(*) Vander Todorow
Murilo Mendes
A obra poética de Aristides Theodoro apresenta um núcleo convergente de temas que lembram a tradição escatológica do ocidente. É uma obra que recupera antropofagicamente o limite intertextual da produção artística nacional (Mário de Andrade, Murilo Mendes, Adão Ventura) e estrangeira (Máximo Gorki, Vladimir Maiakovski e Langston Hugues) de forma a não permitir uma leitura dissociada das influências mais amplas da História. O autor deseja, na verdade, trocar os fundamentos da criação do mito. E o faz sem pudor de absorver as descobertas estilísticas do movimento modernista em sua versão inicial. Daí a surpreendente abertura para a problemática homem versus mundo resolvida através da reativação da palavra revolucionária. O que se verifica na proposta de Aristides Theodoro não é o equilíbrio temático, mas a busca fragmentária duma tradição que vive sob o domínio do escatológico. O poeta inverte a perspectiva antropofágica de Oswald de Andrade detendo-se na exploração dos resultados duma inconclusa Revolução Caraíba. Embora o poeta deseje a resolução das contradições básicas da dimensão existencial do homem, de sentimento de inadequação ao espaço real ou imaginário, de estar sujeito às modificações do tempo e sob o domínio alienante da ideologia do poder, sabe-se também que o universo poético é apenas uma lembrança de seu desejo. O poema, embora reflita o clima de fim do humanismo e da constatação de suas chagas presentes (racismo) e futuras (com o mito de Édipo, transposto para o universo lírico do mundo pós-atômico no poema Eternidade) abrindo as portas duma nova consciência do real, não nos propõe a possibilidade concreta de efetivá-lo. Ao poema, toda transcendência não passa duma nova ordem circunscrita ao âmbito da palavra. Se a palavra, para Aristides Theodoro, é um instrumento pelo qual são julgados os bons (o povo) e os maus (os corruptos, os feitores), é também para julgar sua própria impotência. Neste caso, a palavra poética também é lembrança duma palavra maior: a do Verbo. O que coloca Aristides Theodoro entre os legítimos herdeiros da poesia de tradição hebraico-cristã, bem como arauto cujas trombetas deitam por terra a Jericó construída pela modernidade.

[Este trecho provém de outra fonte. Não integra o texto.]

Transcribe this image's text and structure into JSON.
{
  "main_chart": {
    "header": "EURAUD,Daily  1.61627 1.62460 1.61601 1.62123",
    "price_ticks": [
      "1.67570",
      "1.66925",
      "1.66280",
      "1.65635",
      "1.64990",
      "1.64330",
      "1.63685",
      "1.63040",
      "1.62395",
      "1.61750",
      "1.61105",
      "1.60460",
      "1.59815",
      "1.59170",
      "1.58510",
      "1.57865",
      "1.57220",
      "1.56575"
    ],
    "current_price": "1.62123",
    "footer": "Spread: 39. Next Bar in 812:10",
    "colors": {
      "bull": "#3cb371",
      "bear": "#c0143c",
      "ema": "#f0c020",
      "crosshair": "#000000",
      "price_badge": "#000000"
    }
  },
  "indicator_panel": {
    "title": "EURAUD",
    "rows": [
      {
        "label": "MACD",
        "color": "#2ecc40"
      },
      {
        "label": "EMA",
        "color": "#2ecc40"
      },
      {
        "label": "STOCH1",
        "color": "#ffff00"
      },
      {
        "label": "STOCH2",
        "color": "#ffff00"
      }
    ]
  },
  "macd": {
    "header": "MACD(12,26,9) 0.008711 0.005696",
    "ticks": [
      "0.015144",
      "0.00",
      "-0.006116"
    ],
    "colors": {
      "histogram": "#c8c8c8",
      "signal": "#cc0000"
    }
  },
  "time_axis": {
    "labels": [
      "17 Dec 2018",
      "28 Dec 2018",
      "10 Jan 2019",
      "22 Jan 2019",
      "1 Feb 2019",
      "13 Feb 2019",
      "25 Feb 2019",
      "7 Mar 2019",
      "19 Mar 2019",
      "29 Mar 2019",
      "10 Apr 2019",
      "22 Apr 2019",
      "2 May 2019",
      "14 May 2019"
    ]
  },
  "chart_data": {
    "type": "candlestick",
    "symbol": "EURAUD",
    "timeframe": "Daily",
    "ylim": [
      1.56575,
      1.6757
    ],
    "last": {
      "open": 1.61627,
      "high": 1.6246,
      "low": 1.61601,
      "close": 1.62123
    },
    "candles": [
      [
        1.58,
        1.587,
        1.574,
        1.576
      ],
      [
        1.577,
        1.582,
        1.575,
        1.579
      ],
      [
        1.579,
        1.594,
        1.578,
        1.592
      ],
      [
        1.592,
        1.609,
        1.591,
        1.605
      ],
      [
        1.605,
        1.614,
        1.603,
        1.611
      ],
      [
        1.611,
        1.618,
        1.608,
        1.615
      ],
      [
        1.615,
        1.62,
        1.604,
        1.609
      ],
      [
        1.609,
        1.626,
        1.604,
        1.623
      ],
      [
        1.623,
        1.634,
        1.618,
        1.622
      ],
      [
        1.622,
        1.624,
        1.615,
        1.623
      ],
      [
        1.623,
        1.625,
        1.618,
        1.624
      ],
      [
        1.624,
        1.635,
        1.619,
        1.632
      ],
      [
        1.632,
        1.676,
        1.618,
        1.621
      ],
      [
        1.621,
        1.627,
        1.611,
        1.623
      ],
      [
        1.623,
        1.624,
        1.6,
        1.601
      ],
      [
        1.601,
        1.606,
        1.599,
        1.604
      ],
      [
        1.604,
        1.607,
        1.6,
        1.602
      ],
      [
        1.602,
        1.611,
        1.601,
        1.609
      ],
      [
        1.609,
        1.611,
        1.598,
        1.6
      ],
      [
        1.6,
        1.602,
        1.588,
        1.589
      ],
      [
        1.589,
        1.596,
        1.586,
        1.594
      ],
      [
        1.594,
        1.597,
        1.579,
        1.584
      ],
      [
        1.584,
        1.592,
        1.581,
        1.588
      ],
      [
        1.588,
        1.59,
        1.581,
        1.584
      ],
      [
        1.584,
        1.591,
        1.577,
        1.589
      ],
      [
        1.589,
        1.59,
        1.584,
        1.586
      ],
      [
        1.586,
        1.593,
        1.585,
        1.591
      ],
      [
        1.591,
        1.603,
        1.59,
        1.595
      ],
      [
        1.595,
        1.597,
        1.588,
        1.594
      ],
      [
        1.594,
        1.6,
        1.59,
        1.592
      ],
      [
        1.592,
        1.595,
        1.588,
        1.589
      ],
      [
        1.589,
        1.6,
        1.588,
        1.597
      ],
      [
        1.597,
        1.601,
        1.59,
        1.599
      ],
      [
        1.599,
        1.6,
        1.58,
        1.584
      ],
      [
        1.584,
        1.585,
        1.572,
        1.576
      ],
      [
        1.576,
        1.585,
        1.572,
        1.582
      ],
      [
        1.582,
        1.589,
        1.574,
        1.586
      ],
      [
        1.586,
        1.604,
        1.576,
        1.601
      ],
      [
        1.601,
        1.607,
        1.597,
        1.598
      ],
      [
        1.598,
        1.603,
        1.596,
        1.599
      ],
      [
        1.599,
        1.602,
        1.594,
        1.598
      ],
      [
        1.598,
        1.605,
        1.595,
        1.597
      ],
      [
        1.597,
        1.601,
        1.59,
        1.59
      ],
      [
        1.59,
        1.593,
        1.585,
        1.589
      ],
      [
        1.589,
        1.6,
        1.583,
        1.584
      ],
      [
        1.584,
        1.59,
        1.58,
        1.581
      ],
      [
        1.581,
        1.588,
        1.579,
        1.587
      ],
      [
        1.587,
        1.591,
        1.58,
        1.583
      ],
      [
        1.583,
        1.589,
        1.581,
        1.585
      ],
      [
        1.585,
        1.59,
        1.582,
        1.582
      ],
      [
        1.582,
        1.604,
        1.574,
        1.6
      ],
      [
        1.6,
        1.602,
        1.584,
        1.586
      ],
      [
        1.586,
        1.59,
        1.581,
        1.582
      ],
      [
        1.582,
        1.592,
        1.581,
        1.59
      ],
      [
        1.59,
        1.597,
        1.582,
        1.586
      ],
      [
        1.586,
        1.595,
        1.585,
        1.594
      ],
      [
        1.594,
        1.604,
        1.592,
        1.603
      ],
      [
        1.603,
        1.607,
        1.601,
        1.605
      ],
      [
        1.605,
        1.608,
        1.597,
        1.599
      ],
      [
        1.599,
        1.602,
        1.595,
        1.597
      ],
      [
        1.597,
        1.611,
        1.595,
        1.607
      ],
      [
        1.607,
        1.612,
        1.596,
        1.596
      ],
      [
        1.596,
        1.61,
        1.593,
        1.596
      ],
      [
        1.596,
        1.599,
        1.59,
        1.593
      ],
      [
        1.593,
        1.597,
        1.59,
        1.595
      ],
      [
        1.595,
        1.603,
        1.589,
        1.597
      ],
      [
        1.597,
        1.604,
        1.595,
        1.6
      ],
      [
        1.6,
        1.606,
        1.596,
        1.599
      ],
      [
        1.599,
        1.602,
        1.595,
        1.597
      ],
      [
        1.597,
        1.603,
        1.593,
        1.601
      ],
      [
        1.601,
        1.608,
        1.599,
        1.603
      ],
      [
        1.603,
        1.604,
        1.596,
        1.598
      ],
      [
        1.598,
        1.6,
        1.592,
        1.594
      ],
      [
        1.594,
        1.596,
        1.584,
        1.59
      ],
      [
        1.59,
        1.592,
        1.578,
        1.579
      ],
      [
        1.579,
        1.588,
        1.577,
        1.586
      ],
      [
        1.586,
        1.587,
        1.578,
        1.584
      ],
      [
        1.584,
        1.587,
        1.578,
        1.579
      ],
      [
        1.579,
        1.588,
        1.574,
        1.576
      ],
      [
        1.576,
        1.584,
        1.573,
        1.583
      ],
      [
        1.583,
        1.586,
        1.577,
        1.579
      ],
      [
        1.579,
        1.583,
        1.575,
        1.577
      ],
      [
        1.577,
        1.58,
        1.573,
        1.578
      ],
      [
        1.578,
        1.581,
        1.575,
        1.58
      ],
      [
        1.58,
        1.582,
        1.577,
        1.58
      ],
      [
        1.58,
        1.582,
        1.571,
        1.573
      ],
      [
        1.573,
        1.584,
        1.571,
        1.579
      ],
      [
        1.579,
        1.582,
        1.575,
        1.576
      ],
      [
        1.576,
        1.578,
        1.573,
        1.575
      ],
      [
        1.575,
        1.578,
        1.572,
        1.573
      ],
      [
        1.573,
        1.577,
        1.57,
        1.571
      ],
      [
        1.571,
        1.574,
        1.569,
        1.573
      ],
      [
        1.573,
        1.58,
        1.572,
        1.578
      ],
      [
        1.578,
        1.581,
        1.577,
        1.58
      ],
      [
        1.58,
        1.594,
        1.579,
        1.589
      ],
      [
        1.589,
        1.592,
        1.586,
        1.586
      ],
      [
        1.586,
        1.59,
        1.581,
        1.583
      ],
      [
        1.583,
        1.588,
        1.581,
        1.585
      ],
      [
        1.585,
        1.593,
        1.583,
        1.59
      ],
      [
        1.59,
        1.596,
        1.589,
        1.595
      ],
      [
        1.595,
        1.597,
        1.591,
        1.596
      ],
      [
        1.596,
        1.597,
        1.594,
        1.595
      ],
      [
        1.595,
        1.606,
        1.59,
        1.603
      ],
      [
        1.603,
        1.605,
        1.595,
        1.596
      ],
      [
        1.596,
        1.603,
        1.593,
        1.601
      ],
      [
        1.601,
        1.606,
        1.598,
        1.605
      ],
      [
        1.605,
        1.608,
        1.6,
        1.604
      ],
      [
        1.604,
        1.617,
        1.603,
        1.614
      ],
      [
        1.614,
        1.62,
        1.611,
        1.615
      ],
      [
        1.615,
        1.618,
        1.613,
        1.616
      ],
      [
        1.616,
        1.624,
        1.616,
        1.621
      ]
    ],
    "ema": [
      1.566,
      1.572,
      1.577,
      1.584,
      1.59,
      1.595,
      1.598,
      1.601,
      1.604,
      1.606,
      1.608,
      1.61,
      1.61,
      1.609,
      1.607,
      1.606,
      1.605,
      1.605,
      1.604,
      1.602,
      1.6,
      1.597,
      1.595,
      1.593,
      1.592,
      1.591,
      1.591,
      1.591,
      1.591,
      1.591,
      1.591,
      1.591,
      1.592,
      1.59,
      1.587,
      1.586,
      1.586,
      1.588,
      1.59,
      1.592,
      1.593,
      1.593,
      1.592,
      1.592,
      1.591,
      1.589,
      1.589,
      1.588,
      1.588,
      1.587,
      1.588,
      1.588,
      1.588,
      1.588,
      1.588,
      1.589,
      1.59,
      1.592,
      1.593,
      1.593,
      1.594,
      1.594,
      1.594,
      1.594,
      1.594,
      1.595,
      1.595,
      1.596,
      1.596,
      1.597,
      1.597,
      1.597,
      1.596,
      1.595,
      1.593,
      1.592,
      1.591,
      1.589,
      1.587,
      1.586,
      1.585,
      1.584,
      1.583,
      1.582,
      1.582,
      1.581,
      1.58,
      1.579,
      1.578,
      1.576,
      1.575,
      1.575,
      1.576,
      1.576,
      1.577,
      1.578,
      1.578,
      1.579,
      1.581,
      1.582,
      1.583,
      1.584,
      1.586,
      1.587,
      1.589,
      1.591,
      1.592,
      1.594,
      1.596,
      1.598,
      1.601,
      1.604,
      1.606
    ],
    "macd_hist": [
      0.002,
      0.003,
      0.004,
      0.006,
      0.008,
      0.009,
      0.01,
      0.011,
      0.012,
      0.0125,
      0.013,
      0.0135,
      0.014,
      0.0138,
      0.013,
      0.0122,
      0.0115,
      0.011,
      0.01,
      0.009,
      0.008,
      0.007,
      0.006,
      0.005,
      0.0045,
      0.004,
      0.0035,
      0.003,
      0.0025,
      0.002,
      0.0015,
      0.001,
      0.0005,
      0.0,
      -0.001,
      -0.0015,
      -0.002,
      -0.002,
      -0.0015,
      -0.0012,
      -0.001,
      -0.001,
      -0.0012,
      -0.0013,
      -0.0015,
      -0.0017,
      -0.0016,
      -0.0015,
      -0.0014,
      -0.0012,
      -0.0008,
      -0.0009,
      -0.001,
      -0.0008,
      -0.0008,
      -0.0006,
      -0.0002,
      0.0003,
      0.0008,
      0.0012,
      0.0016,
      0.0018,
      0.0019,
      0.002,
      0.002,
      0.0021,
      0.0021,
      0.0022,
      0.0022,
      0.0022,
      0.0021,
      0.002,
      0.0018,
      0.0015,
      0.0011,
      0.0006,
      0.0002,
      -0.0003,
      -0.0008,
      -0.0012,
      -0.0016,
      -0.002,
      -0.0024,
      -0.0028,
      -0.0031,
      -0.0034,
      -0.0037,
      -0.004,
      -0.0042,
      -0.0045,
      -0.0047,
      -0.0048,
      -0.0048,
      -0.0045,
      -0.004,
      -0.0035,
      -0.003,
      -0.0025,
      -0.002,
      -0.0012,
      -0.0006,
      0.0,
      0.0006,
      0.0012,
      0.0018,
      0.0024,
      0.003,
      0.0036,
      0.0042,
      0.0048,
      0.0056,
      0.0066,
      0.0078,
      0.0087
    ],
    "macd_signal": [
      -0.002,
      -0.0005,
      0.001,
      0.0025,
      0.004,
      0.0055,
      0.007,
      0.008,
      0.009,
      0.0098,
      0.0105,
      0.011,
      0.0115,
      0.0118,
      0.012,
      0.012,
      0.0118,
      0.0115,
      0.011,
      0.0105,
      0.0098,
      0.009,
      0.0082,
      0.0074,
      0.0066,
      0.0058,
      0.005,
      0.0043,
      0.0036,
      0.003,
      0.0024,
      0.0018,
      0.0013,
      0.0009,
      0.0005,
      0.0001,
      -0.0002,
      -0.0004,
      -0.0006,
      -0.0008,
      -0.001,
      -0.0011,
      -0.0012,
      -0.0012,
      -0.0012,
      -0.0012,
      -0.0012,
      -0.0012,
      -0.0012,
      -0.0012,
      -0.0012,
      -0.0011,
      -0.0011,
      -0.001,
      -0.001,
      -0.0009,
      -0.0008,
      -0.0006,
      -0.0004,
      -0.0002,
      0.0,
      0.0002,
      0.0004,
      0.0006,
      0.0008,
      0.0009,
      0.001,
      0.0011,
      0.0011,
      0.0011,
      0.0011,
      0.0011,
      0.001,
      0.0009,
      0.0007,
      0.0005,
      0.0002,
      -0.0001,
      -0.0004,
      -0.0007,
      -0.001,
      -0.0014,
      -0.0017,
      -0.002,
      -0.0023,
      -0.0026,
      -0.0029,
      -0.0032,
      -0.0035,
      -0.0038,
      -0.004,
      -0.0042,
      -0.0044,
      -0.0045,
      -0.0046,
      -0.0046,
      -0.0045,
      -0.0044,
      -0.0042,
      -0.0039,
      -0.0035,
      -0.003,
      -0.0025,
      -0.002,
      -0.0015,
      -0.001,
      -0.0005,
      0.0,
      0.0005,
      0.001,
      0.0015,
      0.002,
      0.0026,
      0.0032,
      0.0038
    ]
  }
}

(*) Vander Todorow é poeta, ensaísta e professor
A Voz de Mauá, 10//09/98
Sessenta Anos
O contista Aristides Theodoro, que mora em Mauá há mais de quarenta anos, completará amanhã, 27 de novembro, sessenta anos bem vividos. Pois como costuma dizer, a vida começa aos sessenta. Theodoro é um otimista incorrigível e está preparando para o ano novo o seu 6º livro, intitulado “O Homem que liquidou um Trovão a Tiro de Clavinote e Outras Estórias de Curiapeba”. Contos que originalmente foram publicados neste jornal, do qual é colaborador assíduo.
A Voz de Mauá
Da Ciência ao Realismo Fantástico
Por fim, releio Aristides Theodoro, nas comentadas “Estórias de Curiapeba”, Edições Alpharrabio. Como o título sugere e o mesmo não faz por onde esconder, trata-se de estórias, causos, ditos e chistes apanhados diretamente da boca do povo e sabiamente transformados em conto pelo jagunço curiapebano, tal como o grande historiador Câmara Cascudo, que colhia o material para os seus livros no universo do folclore e da cultura popular. Nessas estórias, somente o “Casa Assombrada” foge um pouco ao estilo dos demais causos, neste, o contador de estórias coloca uma maior dose de ficção, utilizando-se do macabro e do realismo fantástico, lembrando ora Edgar Allan Poe, ora o Nobel de “Cem Anos de Solidão”. Acredito ainda que Aristides Theodoro chama a atenção do leitor, na questão dos nomes, já por mim observada num prefácio para um dos seus primeiros livros - “Sertão Sinistro” (ainda inédito), publicado na Voz de Mauá, em 02/10/86, dizendo o seguinte: “... A criatividade na elaboração de nomes é característica principal desse livro de Aristides Theodoro. Começando por Curiapeba, cidade imaginária, com mapa e tudo, localizada no coração da Bahia, próxima à região de Canudos, a qual oferece subsídio à criação de personagens, à época em que os fatos se desenrolam”. Nesse sentido, segue as pegadas de William Faulkner, que inventou o famoso condado de Yoknapatawpha e Gabriel Garcia Marques criador da aldeia de Macondo, ambos servindo de palco para as suas criaturas. Passando pelo arruaceiro Marroás, João Nevoeiro e seu compadre Coló; somando-se Pé de Lebre, a Nêga Valei-me, Resmulungo, Cunegundes, o soldado Faconeris, Dromedário Carmelinho e tantos outros personagens do mesmo quilate, criados pelo nosso baianíssimo Aristides Theodoro.
Iracema M. Régis
Jornal da Manhã, 14/11/96
Tribuna Popular
Santo André, novembro de 1997
Aristides Theodoro, de Mauá, fundador do Colégio Brasileiro de Poetas, no final da década de 60, fala de suas experiência com a entidade. Ela reuniu um grupo de poetas da cidade, o primeiro do gênero a ser formado na região. O Colégio de Poetas permaneceu em atividade por quase 20 anos, período em que produziu três coletâneas.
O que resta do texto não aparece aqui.